Low-Load Server Crawler: Design and Evaluation

Katsuko T. Nakahira

Nagaoka University of Technology
Nagaoka, Niigata, Japan

Tetsuya Hoshino

Nagaoka University of Technology
Nagaoka, Niigata, Japan

Yoshiki Mikami

Nagaoka University of Technology
Nagaoka, Niigata, Japan

Copyright is held by the World Wide Web Conference Committee (IW3C2). Distribution of these papers is limited to classroom use, and personal use by others.
WWW 2008, April 21-25, 2008, Beijing, China.
ACM 978-1-60558-085-2/08/04.

ABSTRACT

This paper proposes a method of crawling Web servers connected to the Internet without imposing a high processing load. We are using the crawler for a field survey of the digital divide, including the ability to connect to the network. Rather than employing normal Web "page" crawling algorithm, which usually collect all pages found on the target server, we have developed "server" crawling algorithm, which collect only minimum pages from the same server and achieved low-load and high-speed crawling of servers.

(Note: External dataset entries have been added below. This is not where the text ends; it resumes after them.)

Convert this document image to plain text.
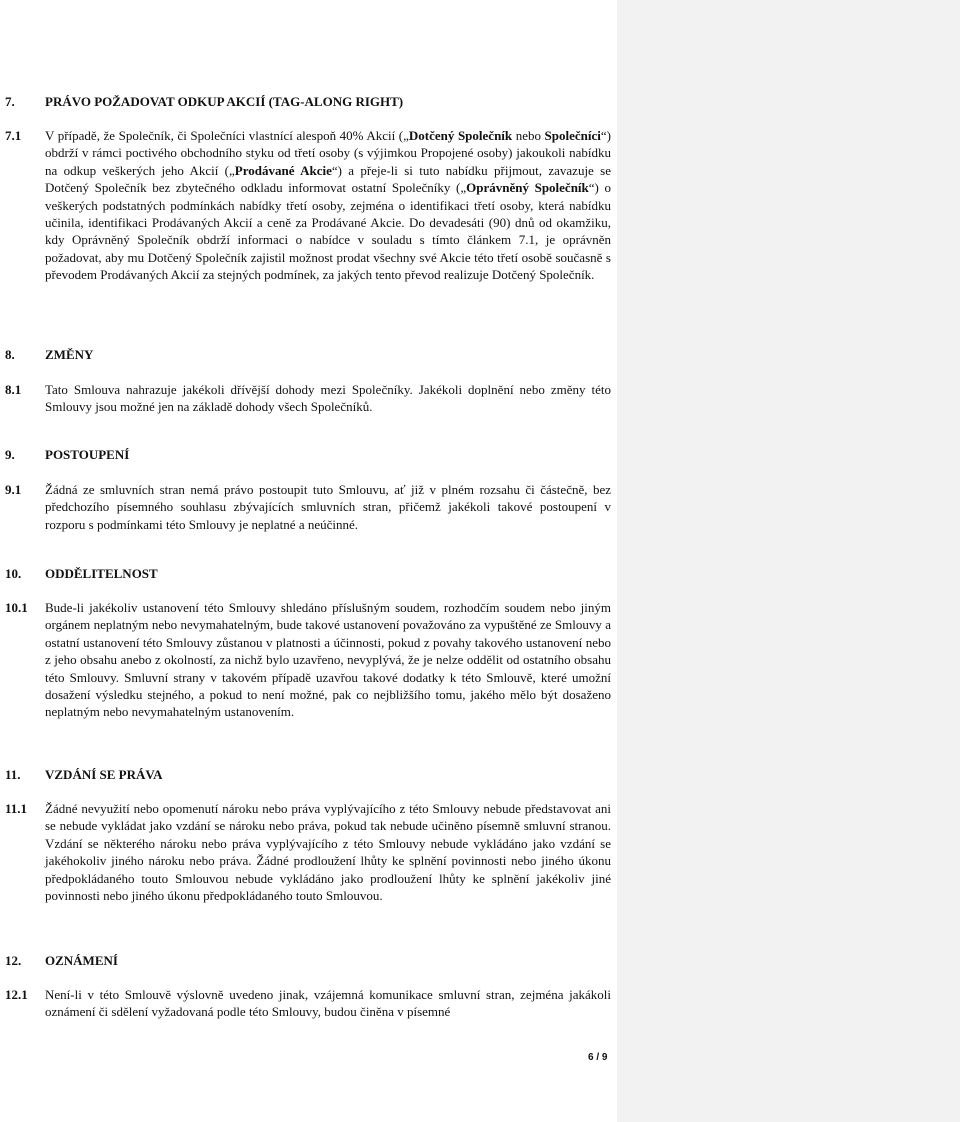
7.	PRÁVO POŽADOVAT ODKUP AKCIÍ (TAG-ALONG RIGHT)
7.1	V případě, že Společník, či Společníci vlastnící alespoň 40% Akcií („Dotčený Společník nebo Společníci“) obdrží v rámci poctivého obchodního styku od třetí osoby (s výjimkou Propojené osoby) jakoukoli nabídku na odkup veškerých jeho Akcií („Prodávané Akcie“) a přeje-li si tuto nabídku přijmout, zavazuje se Dotčený Společník bez zbytečného odkladu informovat ostatní Společníky („Oprávněný Společník“) o veškerých podstatných podmínkách nabídky třetí osoby, zejména o identifikaci třetí osoby, která nabídku učinila, identifikaci Prodávaných Akcií a ceně za Prodávané Akcie. Do devadesáti (90) dnů od okamžiku, kdy Oprávněný Společník obdrží informaci o nabídce v souladu s tímto článkem 7.1, je oprávněn požadovat, aby mu Dotčený Společník zajistil možnost prodat všechny své Akcie této třetí osobě současně s převodem Prodávaných Akcií za stejných podmínek, za jakých tento převod realizuje Dotčený Společník.
8.	ZMĚNY
8.1	Tato Smlouva nahrazuje jakékoli dřívější dohody mezi Společníky. Jakékoli doplnění nebo změny této Smlouvy jsou možné jen na základě dohody všech Společníků.
9.	POSTOUPENÍ
9.1	Žádná ze smluvních stran nemá právo postoupit tuto Smlouvu, ať již v plném rozsahu či částečně, bez předchozího písemného souhlasu zbývajících smluvních stran, přičemž jakékoli takové postoupení v rozporu s podmínkami této Smlouvy je neplatné a neúčinné.
10.	ODDĚLITELNOST
10.1	Bude-li jakékoliv ustanovení této Smlouvy shledáno příslušným soudem, rozhodčím soudem nebo jiným orgánem neplatným nebo nevymahatelným, bude takové ustanovení považováno za vypuštěné ze Smlouvy a ostatní ustanovení této Smlouvy zůstanou v platnosti a účinnosti, pokud z povahy takového ustanovení nebo z jeho obsahu anebo z okolností, za nichž bylo uzavřeno, nevyplývá, že je nelze oddělit od ostatního obsahu této Smlouvy. Smluvní strany v takovém případě uzavřou takové dodatky k této Smlouvě, které umožní dosažení výsledku stejného, a pokud to není možné, pak co nejbližšího tomu, jakého mělo být dosaženo neplatným nebo nevymahatelným ustanovením.
11.	VZDÁNÍ SE PRÁVA
11.1	Žádné nevyužití nebo opomenutí nároku nebo práva vyplývajícího z této Smlouvy nebude představovat ani se nebude vykládat jako vzdání se nároku nebo práva, pokud tak nebude učiněno písemně smluvní stranou. Vzdání se některého nároku nebo práva vyplývajícího z této Smlouvy nebude vykládáno jako vzdání se jakéhokoliv jiného nároku nebo práva. Žádné prodloužení lhůty ke splnění povinnosti nebo jiného úkonu předpokládaného touto Smlouvou nebude vykládáno jako prodloužení lhůty ke splnění jakékoliv jiné povinnosti nebo jiného úkonu předpokládaného touto Smlouvou.
12.	OZNÁMENÍ
12.1	Není-li v této Smlouvě výslovně uvedeno jinak, vzájemná komunikace smluvní stran, zejména jakákoli oznámení či sdělení vyžadovaná podle této Smlouvy, budou činěna v písemné
6 / 9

Categories & Subject Descriptors

H.3.3Information Search and RetrievalRetrieval models, Search process K.4.1Public Policy IssuesTransborder data flow

General Terms

Design, Experimentation

Keywords

Global Digital Divide, Server crawler

1 Introduction

Broadband access shows an increased penetration every year in advanced countries according to OECD statistics [1]. However, the penetration still remains low in developing countries. In order to conduct a field survey of this digital divide, including the ability to connect to the network, authors are crawling of all Web servers connected to the Internet under the specified country code domains [2]. When crawling servers in developing countries with immature broadband networks, it is important that the traffic generated by crawler itself does not impose a heavy load on the surveyed servers. So far not much work has been done on crawler algorithm which are aware of traffic workload. A work by Shaozhi Ye proposed a workload-aware web crawling algorithm, which enables crawler to adapt its crawling speed based on server workload detection [3]. But it still doesn't decrease total workload to the sever. This paper reports on a low-load crawling method, which traces links in Web sites down to only a certain depth levels in order to reduce the traffic load imposed by crawling without deteriorating the coverage in terms of the number of servers crawled.

2 Field survey method

In this paper, we define the set of pages that can be crawled within the same domain from the starting URL as a gsite treeh. We define the number of consecutive links traced from the starting URL as the gdepth levelh. First, an HTML file is collected from the starting URL, the URL where crawling is to be started. The links included in the file are classified into internal URLs and external URLs (these will be discussed later) depending on their domain names. Thereafter, HTML files linked by internal URLs are collected recursively. This is repeated until the specified depth level has been reached for each site tree. Thus, link information is collected semi-comprehensively.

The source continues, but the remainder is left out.